Os grandes grupos empresariais portugueses estão hoje marcados por uma burguesia angolana constituída rapidamente e à sombra dos lucros do petróleo, revela o artigo, sendo os investidores estrangeiros com mais peso no PSI-20, o principal índice da Bolsa de Lisboa, com posições de cerca de 3 milhões de euros.

Mas Isabel dos Santos não é a única protagonista. Deste círculo de poder sobressai ainda o general Vieira Dias, conhecido como “Kopelipa”, chefe da Chefe da Casa Militar e considerado o segundo homem mais poderoso de Angola, que investe essencialmente no domínio imobiliário; Manuel Vicente, vice-presidente e ex-CEO da SONANGOL que se destaca com ações do BCP e GALP e a quem atribuem uma forte influência no setor energético. A fechar o grupo está António Mosquito, empresário com presença na “Controlinveste”, a empresa de comunicação que detém marcas mediáticas na imprensa escrita, rádio e multimédia. A chave está, de acordo com um entendido, em investir nos meios de comunicação que, mesmo não sendo muito rentáveis, são um instrumento de influência política muito importante para o capital angolano.

 

Porta de entrada para a Europa

De metrópole a colónia? Enquanto alguns falam de mais um episódio extraordinário na história dos povos, outros revestem a questão de populista. Além dos vínculos históricos, culturais e linguísticos, em Portugal os angolanos encontram também mão-de-obra especializada, “know-how” e um sistema económico ao abrigo da União Europeia. Em contrapartida, os empresários portugueses procuram encontrar fora de portas a salvação para os seus negócios e manter os seus lucros apesar da crise. Os vínculos e os interesses mantêm-se apesar da falta de empatia óbvia entre José Eduardo do Santos e Pedro Passos Coelho, “na articulação de relações, desempenham um papel fulcral dezenas de antigos membros de governos portugueses” lê-se em “Os donos angolanos de Portugal” que identifica cerca de trinta ex-ministros nos quadros de empresas com grandes interesses em Angola ou mesmo angolanas.
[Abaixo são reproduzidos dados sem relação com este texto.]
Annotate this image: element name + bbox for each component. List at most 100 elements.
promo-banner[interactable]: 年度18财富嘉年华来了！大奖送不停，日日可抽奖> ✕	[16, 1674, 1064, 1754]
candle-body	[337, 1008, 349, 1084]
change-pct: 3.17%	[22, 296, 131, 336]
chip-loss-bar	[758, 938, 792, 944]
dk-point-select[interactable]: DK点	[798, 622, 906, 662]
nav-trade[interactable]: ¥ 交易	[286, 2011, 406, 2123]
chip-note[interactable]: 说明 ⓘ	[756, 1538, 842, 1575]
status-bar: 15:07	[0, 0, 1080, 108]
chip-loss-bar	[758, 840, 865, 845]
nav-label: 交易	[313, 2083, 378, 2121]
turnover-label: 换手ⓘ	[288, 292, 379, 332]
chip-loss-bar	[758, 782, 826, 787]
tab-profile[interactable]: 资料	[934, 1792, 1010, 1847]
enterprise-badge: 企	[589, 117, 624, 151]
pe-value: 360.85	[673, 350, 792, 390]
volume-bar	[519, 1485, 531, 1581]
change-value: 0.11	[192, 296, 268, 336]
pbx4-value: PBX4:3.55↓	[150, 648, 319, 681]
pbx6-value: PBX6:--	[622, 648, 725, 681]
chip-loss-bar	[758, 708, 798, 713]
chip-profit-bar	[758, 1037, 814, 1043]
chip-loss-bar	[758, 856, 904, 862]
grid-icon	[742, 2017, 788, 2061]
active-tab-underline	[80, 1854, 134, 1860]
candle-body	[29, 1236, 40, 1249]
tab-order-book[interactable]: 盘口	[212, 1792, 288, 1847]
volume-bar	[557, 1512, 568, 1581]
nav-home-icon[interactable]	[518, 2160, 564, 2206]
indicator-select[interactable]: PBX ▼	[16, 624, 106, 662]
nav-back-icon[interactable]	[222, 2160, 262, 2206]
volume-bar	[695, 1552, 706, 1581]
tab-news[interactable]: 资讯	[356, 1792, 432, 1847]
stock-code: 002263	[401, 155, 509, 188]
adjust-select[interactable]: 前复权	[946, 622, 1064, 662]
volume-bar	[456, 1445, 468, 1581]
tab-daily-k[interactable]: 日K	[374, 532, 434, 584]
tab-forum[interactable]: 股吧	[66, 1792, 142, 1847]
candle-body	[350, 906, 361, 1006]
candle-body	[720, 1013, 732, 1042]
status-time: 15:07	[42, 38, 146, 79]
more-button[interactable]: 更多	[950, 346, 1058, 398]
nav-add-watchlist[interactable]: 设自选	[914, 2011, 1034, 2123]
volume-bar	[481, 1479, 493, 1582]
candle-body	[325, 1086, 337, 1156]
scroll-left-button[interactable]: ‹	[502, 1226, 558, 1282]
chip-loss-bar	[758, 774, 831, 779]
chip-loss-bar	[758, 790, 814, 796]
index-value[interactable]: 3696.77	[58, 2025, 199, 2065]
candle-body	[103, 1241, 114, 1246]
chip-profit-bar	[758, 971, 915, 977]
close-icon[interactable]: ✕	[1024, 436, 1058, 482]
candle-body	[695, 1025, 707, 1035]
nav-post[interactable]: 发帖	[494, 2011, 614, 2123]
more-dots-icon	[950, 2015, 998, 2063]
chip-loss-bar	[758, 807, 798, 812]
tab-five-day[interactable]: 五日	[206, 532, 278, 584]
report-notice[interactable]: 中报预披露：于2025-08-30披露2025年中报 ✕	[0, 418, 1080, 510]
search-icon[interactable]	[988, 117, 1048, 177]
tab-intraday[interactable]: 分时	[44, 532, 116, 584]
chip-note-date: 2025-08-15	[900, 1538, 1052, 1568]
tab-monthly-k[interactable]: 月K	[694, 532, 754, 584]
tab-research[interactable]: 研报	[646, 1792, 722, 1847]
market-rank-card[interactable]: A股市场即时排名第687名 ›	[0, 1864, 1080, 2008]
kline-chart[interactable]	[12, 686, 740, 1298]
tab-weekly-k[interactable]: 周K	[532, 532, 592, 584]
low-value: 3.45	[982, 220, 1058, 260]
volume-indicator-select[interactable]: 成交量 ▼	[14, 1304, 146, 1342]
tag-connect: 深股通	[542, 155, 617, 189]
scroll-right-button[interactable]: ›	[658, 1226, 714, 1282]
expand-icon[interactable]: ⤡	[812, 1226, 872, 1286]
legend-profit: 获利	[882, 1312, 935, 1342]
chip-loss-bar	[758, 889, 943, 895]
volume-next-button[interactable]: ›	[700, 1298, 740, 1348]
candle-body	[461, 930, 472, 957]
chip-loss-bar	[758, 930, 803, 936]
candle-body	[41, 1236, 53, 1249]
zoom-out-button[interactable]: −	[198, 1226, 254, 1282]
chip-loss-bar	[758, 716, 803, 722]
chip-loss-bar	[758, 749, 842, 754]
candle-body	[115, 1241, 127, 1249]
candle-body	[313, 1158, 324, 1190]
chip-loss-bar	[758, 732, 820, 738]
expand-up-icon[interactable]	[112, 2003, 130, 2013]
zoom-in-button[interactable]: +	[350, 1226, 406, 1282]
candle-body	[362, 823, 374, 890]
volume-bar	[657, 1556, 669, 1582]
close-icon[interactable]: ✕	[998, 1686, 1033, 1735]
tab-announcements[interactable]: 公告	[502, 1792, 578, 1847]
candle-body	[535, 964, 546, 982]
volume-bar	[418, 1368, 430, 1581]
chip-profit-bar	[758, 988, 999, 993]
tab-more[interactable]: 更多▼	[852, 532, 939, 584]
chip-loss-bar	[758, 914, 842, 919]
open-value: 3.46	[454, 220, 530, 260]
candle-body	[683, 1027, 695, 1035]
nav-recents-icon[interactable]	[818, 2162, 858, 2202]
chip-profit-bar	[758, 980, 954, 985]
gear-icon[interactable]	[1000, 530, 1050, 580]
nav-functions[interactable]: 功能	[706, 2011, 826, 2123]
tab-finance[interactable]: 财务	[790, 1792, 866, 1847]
Esta afirmação que dá mote às palavras de um coautor do livro “ são interesses cruzados ao mais alto nível, entre a família do poder em Angola e os sucessivos governos portugueses, tanto com o anterior governo como com o atual.”

Uma fonte oficial defende estes investimentos como uma “prova de confiança na economia portuguesa e na capacidade das nossas empresas.” Enquanto os críticos falam de mão-de-obra qualificada a baixo-preço e com o bónus de permitir a entrada no mercado europeu. O certo é que o processo de relações não conhece paralelismos na história do pós-colonialismo.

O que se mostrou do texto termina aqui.